Information Security Manager in the Baltic IT & Information Security team | SEB, Tallinn
SEB is not just a bank. We are a modern technology company with many talented IT professionals - product owners, business developers, project managers, analysts, software developers, and testers. There are more than 200 applications where our products, business processes, and channels are created and maintained by the product development team.
We are currently expanding our Baltic IT & Information Security team and looking for an experienced Information Security Manager within Governance, Risk and Compliance (GRC).
This is a senior expert role (without direct people management responsibility) where you will help strengthen cybersecurity governance, information and communication technology (ICT) risk management, and regulatory readiness across SEB Baltics.
- Be part of a Baltic IT & Information Security team responsible for strengthening cybersecurity governance, risk, and compliance across a large technology environment.
- Contribute to solving complex security, regulatory, and third-party risk challenges in a highly regulated banking context.
- Play a key role in improving SEB’s information security management system, ICT risk processes, control frameworks, and regulatory readiness.
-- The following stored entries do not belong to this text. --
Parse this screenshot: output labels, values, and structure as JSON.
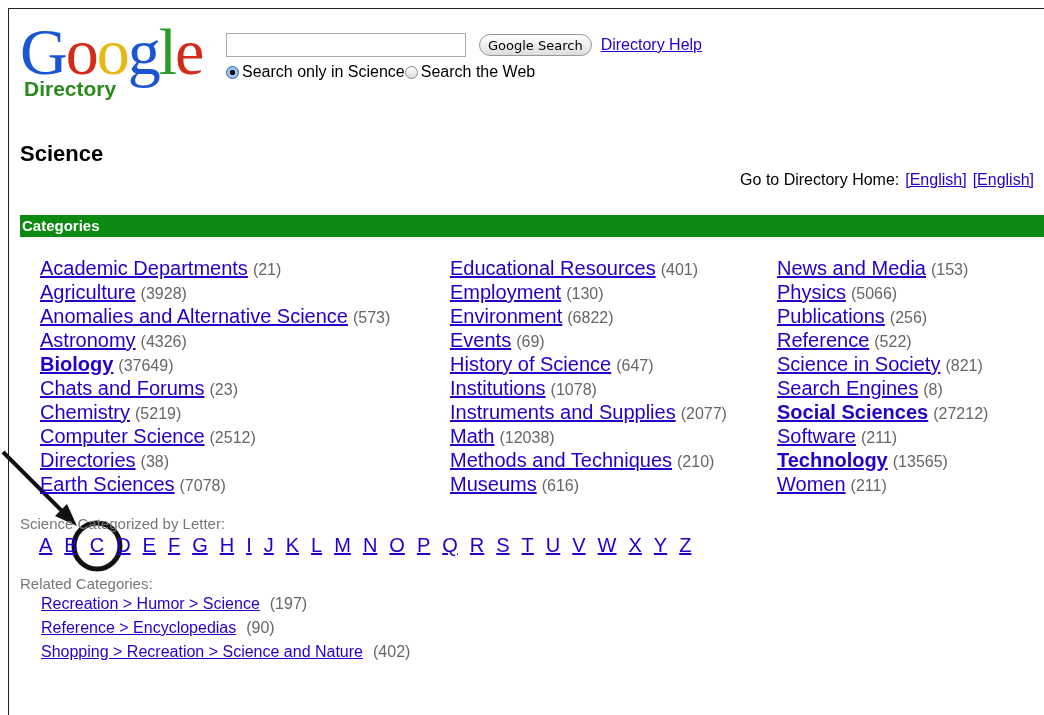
{
  "logo": {
    "wordmark": "Google",
    "subtitle": "Directory"
  },
  "search": {
    "button": "Google Search",
    "help_link": "Directory Help",
    "scopes": [
      {
        "label": "Search only in Science",
        "selected": true
      },
      {
        "label": "Search the Web",
        "selected": false
      }
    ]
  },
  "heading": "Science",
  "home": {
    "label": "Go to Directory Home:",
    "links": [
      "[English]",
      "[English]"
    ]
  },
  "categories": {
    "title": "Categories",
    "columns": [
      [
        {
          "name": "Academic Departments",
          "count": "(21)",
          "bold": false
        },
        {
          "name": "Agriculture",
          "count": "(3928)",
          "bold": false
        },
        {
          "name": "Anomalies and Alternative Science",
          "count": "(573)",
          "bold": false
        },
        {
          "name": "Astronomy",
          "count": "(4326)",
          "bold": false
        },
        {
          "name": "Biology",
          "count": "(37649)",
          "bold": true
        },
        {
          "name": "Chats and Forums",
          "count": "(23)",
          "bold": false
        },
        {
          "name": "Chemistry",
          "count": "(5219)",
          "bold": false
        },
        {
          "name": "Computer Science",
          "count": "(2512)",
          "bold": false
        },
        {
          "name": "Directories",
          "count": "(38)",
          "bold": false
        },
        {
          "name": "Earth Sciences",
          "count": "(7078)",
          "bold": false
        }
      ],
      [
        {
          "name": "Educational Resources",
          "count": "(401)",
          "bold": false
        },
        {
          "name": "Employment",
          "count": "(130)",
          "bold": false
        },
        {
          "name": "Environment",
          "count": "(6822)",
          "bold": false
        },
        {
          "name": "Events",
          "count": "(69)",
          "bold": false
        },
        {
          "name": "History of Science",
          "count": "(647)",
          "bold": false
        },
        {
          "name": "Institutions",
          "count": "(1078)",
          "bold": false
        },
        {
          "name": "Instruments and Supplies",
          "count": "(2077)",
          "bold": false
        },
        {
          "name": "Math",
          "count": "(12038)",
          "bold": false
        },
        {
          "name": "Methods and Techniques",
          "count": "(210)",
          "bold": false
        },
        {
          "name": "Museums",
          "count": "(616)",
          "bold": false
        }
      ],
      [
        {
          "name": "News and Media",
          "count": "(153)",
          "bold": false
        },
        {
          "name": "Physics",
          "count": "(5066)",
          "bold": false
        },
        {
          "name": "Publications",
          "count": "(256)",
          "bold": false
        },
        {
          "name": "Reference",
          "count": "(522)",
          "bold": false
        },
        {
          "name": "Science in Society",
          "count": "(821)",
          "bold": false
        },
        {
          "name": "Search Engines",
          "count": "(8)",
          "bold": false
        },
        {
          "name": "Social Sciences",
          "count": "(27212)",
          "bold": true
        },
        {
          "name": "Software",
          "count": "(211)",
          "bold": false
        },
        {
          "name": "Technology",
          "count": "(13565)",
          "bold": true
        },
        {
          "name": "Women",
          "count": "(211)",
          "bold": false
        }
      ]
    ]
  },
  "by_letter": {
    "label": "Science Categorized by Letter:",
    "letters": [
      {
        "label": "A",
        "circled": false
      },
      {
        "label": "B",
        "circled": false
      },
      {
        "label": "C",
        "circled": true
      },
      {
        "label": "D",
        "circled": false
      },
      {
        "label": "E",
        "circled": false
      },
      {
        "label": "F",
        "circled": false
      },
      {
        "label": "G",
        "circled": false
      },
      {
        "label": "H",
        "circled": false
      },
      {
        "label": "I",
        "circled": false
      },
      {
        "label": "J",
        "circled": false
      },
      {
        "label": "K",
        "circled": false
      },
      {
        "label": "L",
        "circled": false
      },
      {
        "label": "M",
        "circled": false
      },
      {
        "label": "N",
        "circled": false
      },
      {
        "label": "O",
        "circled": false
      },
      {
        "label": "P",
        "circled": false
      },
      {
        "label": "Q",
        "circled": false
      },
      {
        "label": "R",
        "circled": false
      },
      {
        "label": "S",
        "circled": false
      },
      {
        "label": "T",
        "circled": false
      },
      {
        "label": "U",
        "circled": false
      },
      {
        "label": "V",
        "circled": false
      },
      {
        "label": "W",
        "circled": false
      },
      {
        "label": "X",
        "circled": false
      },
      {
        "label": "Y",
        "circled": false
      },
      {
        "label": "Z",
        "circled": false
      }
    ]
  },
  "related": {
    "label": "Related Categories:",
    "items": [
      {
        "path": "Recreation > Humor > Science",
        "count": "(197)"
      },
      {
        "path": "Reference > Encyclopedias",
        "count": "(90)"
      },
      {
        "path": "Shopping > Recreation > Science and Nature",
        "count": "(402)"
      }
    ]
  }
}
- Work in an environment that values trust, stability, continuous improvement, responsible risk management, and clear communication between business and technology.
- Leading improvements to the Information Security Management System so it supports SEB’s growth, regulatory expectations, and the evolving cyber threat landscape.
- Designing and improving processes for identifying, assessing, treating, and reporting ICT and information security risks.
- Performing security risk assessments for business and technology initiatives, with clear recommendations for stakeholders.
- Overseeing third-party security assurance and ensuring vendors meet SEB’s security policies and requirements.
- Translating regulatory requirements, including GDPR, DORA, and NIS2, into practical controls, audit input, and incident response support.
- Developing awareness activities, stakeholder materials, dashboards, risk heatmaps, and compliance roadmaps to support informed decision-making.
- 5+ years of experience in information security, preferably within governance, risk, compliance, ICT risk, security assurance, or regulatory control frameworks.
- Experience designing, improving, or implementing security processes, controls, or governance practices across multiple stakeholders.
- Ability to lead security initiatives or complex projects from planning to implementation.
- Good understanding of ICT environments and how security, risk, and controls support business-critical services.
- Ability to translate cyber risks, regulatory requirements, and control gaps into clear business impact and practical recommendations.
- Fluency in English and at least one Baltic language, Latvian, Lithuanian, or Estonian, as the role involves collaboration with local and Baltic stakeholders and working with security, risk, regulatory, and audit documentation.
- Professional information security certifications, such as CISM, CISSP, CRISC, CISA, ISO 27001, or similar.
- Experience with GDPR, DORA, NIS2, ICT risk management, or third-party security assurance.
- Experience in banking, financial services, or another regulated industry.
- Experience creating dashboards, risk heatmaps, compliance roadmaps, or security reporting for senior stakeholders.
- Experience with security awareness, training, or risk culture initiatives.
- Meaningful, challenging work in a highly skilled international team
- Hybrid work flexibility and a supportive, inclusive culture with modern, ergonomic workspaces
- Strong learning culture with dedicated learning time, SEB Campus, and access to global learning platforms.
- Competitive benefits including health insurance, extra vacation days, profit-sharing, and pension contributions.
- A wellbeing-focused environment with employee events, mental health support, and local benefits.